L'homme n'est pas le seul être vivant dont le patrimoine génétique intéresse les chercheurs. De nombreux germes responsables de maladies humaines sont aussi sous la loupe. Une équipe américaine vient ainsi de décoder intégralement les deux chromosomes du vibrion cholérique ou Vibrio cholerae, la bactérie responsable du choléra. Cette maladie connaît, depuis une quarantaine d'années, sa septième pandémie mondiale. On sait la soigner, mais elle touche encore durement l'Afrique, où elle cause plusieurs milliers de décès chaque année. Grâce au texte génétique, les scientifiques espèrent mieux comprendre l'évolution du germe et l'apparition de nouvelles souches.

L'étude, publiée le 3 août dans la revue Nature, a été réalisée par le Tigre («The Institute for Genomics Research»). C'est dans ce même laboratoire qu'a été mise au point la méthode de «lecture» des gènes utilisée par le projet privé de décryptage du génome humain, celui de la société Celera Genomics. Cette méthode a été appliquée aux deux chromosomes circulaires de la bactérie. Le plus grand d'entre eux comporte près de trois millions de «bases», les constituants élémentaires de la longue chaîne de l'ADN. Le second n'en compte qu'un peu plus d'un million.

Les chercheurs ont constaté que la plupart des gènes connus pour jouer un rôle dans le développement, la reproduction et la vie de l'unicellulaire se localisent sur le plus grand chromosome. Le second comprend un système de «capture de gènes» ainsi que de nombreux gènes d'origine étrangère, ce qui confirme que la bactérie se livre à des échanges d'information génétique. Le petit chromosome comporte aussi des séquences typiques de petites molécules d'ADN qui se reproduisent de manière indépendante dans certaines bactéries, les plasmides. Ces dernières peuvent passer par simple contact d'une bactérie à l'autre, même d'espèces différentes. Certaines portent des gènes de résistance aux antibiotiques qui peuvent ainsi passer rapidement d'une espèce à l'autre.

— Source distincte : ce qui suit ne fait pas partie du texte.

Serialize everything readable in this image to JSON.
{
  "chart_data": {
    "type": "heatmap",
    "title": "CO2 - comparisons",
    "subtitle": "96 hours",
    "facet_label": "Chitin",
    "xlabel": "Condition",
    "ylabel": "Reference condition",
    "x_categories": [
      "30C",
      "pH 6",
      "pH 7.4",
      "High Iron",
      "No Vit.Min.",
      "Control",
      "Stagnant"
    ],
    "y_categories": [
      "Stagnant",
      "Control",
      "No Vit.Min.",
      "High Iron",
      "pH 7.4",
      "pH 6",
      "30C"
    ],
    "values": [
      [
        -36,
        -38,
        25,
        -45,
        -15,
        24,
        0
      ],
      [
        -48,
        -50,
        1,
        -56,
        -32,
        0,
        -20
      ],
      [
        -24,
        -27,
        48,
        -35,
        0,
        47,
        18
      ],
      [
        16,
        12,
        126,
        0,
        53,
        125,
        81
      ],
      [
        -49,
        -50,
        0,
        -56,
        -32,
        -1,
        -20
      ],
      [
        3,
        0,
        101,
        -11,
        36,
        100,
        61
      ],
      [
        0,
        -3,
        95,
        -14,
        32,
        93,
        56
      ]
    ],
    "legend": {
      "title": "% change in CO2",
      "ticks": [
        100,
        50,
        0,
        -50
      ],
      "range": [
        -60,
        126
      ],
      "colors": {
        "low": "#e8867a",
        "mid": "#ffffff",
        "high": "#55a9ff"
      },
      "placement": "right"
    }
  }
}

Les auteurs de l'étude supposent qu'un plasmide est à l'origine du second chromosome.

Cette hypothèse illustre l'un des espoirs des scientifiques: comprendre les mécanismes de l'évolution de la bactérie. Celle-ci est manifestement une championne de l'adaptation. Il en existe de nombreuses souches, pas toutes pathogènes, qui évoluent en se transmettant des gènes afin de produire de nouvelles toxines, de résister à des milieux hostiles ou encore de devenir insensibles à certains antibiotiques.

L'histoire du choléra est ainsi rythmée par l'apparition de nouvelles souches. En 1961, un nouveau type de Vibrio cholerae, nommé «el Tor», a causé une épidémie aux Philippines, et s'est répandu dans le monde entier, causant la septième pandémie mondiale de choléra, alors que la maladie était restée confinée au sud de l'Asie pendant plusieurs décennies. L'Afrique de l'Ouest, qui n'avait plus connu l'infection depuis plus de cent ans, a été touchée en 1970. Aujourd'hui, c'est sur ce continent que le mal fait le plus de victimes. L'OMS y a recensé une trentaine de milliers de cas, dont plus de deux mille mortels, de janvier à juin de cette année.

Les épidémies sont favorisées par la pénurie d'eau potable et la précarité des conditions de vie. L'homme contracte le vibrion cholérique par ingestion d'eau ou d'aliments contaminés. La bactérie colonise le petit intestin, où elle sécrète une toxine. Cette substance provoque, chez les cellules de la paroi intestinale, un véritable pompage de l'eau du corps vers l'extérieur. Les malades souffrent de diarrhées aiguës, parfois de vomissements, et courent le risque d'une grave déshydratation. Dans les cas les plus graves, la maladie peut conduire à la mort en quelques heures après l'apparition des premiers symptômes.

Les mesures pour combattre cette déshydratation violente sont pourtant simples. Dans la plupart des cas, les malades peuvent compenser les pertes de liquide en absorbant de grandes quantités d'eau additionnée de sel (l'OMS les distribue sous forme de petits sachets). Les patients plus gravement atteints doivent être réhydratés par voie intraveineuse. Si les victimes des épidémies avaient accès assez tôt à ces soins-là, la mortalité du choléra tomberait au-dessous d'1%.

Il existe deux vaccins contre le choléra, administrés par voie orale. Ce traitement n'a jamais été utilisé à large échelle. L'OMS recommande plutôt d'autres mesures dans les communautés menacées ou touchées par le fléau: un approvisionnement suffisant en eau potable, des lieux d'aisance propres et une hygiène draconienne dans la préparation des aliments. Le choléra est un mal de la précarité plus qu'une maladie invaincue, mais son germe recèle bien des secrets de résistance aux antibiotiques, d'adaptation et d'évolution.